Question

which system of equations could be graphed to solve the equation below?
$log_{0.5} x = log_{3} 2 + x$
$\bigcirc$ $y_1 = \frac{log0.5}{x}, y_2 = \frac{log3}{2+x}$
$\bigcirc$ $y_1 = \frac{log x}{log0.5}, y_2 = \frac{log2+x}{log3}$
$\bigcirc$ $y_1 = \frac{log0.5}{log3}, y_2 = \frac{log x}{log2+x}$
$\bigcirc$ $y_1 = \frac{log x}{log0.5}, y_2 = \frac{log2}{log3} + x$

Explanation:

Step1: Apply change of base rule

Recall the change of base formula: $\log_b a = \frac{\log a}{\log b}$.
For $\log_{0.5} x$, this becomes $\frac{\log x}{\log 0.5}$.
For $\log_3 2$, this becomes $\frac{\log 2}{\log 3}$.

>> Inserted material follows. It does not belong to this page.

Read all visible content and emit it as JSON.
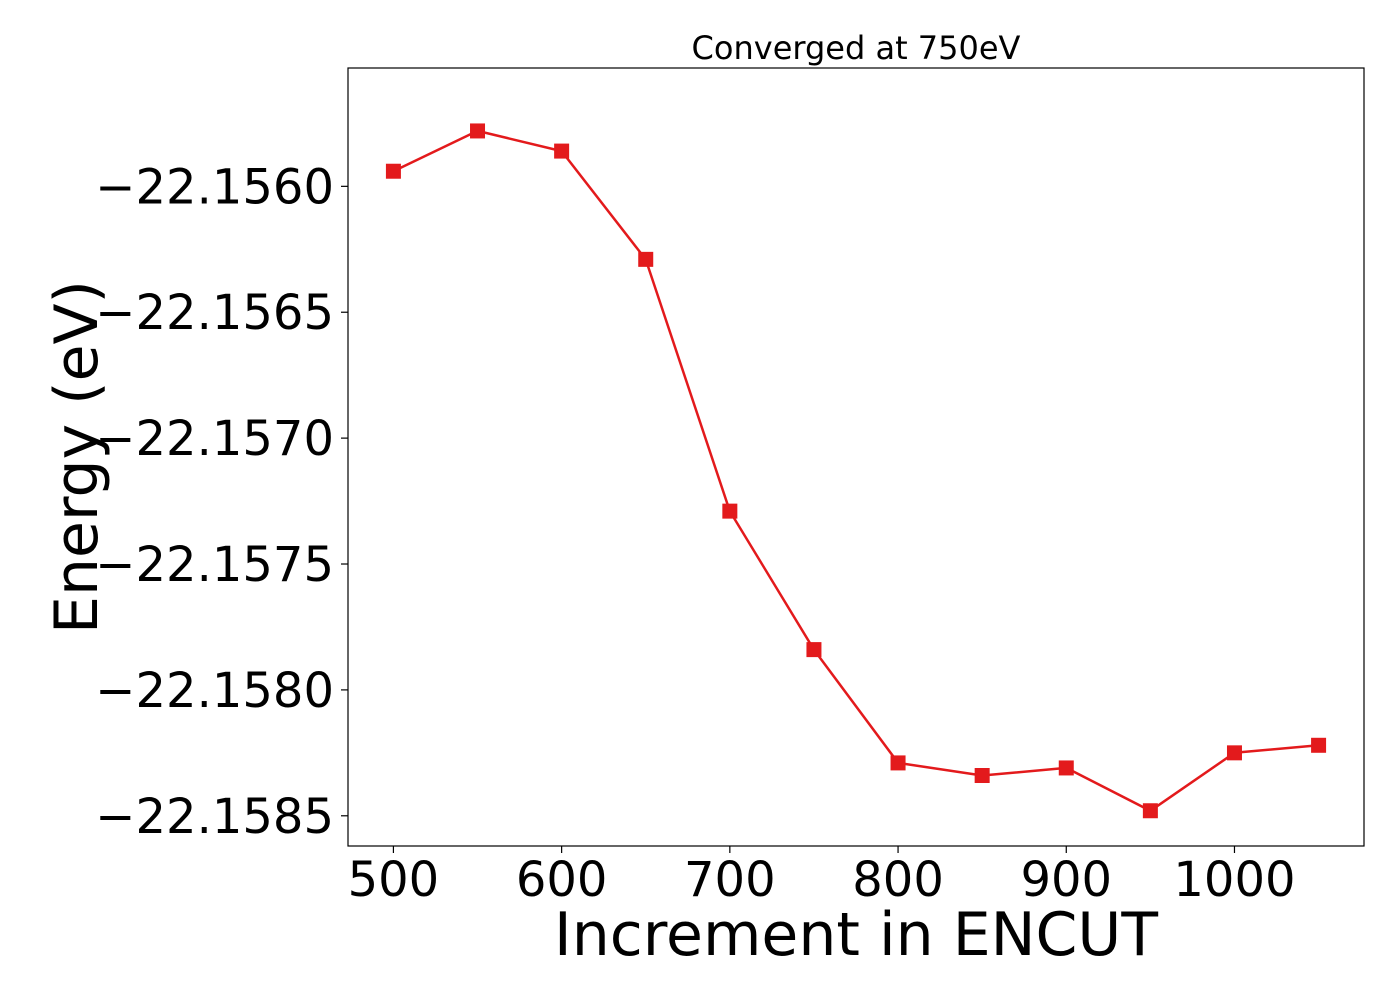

Step2: Split the original equation

Set each side of $\log_{0.5} x = \log_3 2 + x$ equal to a separate $y$ variable:
Left side: $y_1 = \log_{0.5} x = \frac{\log x}{\log 0.5}$
Right side: $y_2 = \log_3 2 + x = \frac{\log 2}{\log 3} + x$

Step3: Match to the options

Compare the derived $y_1$ and $y_2$ to the given choices.

Answer:

D. $Y_1 = \frac{\log x}{\log 0.5}, Y_2 = \frac{\log 2}{\log 3} + x$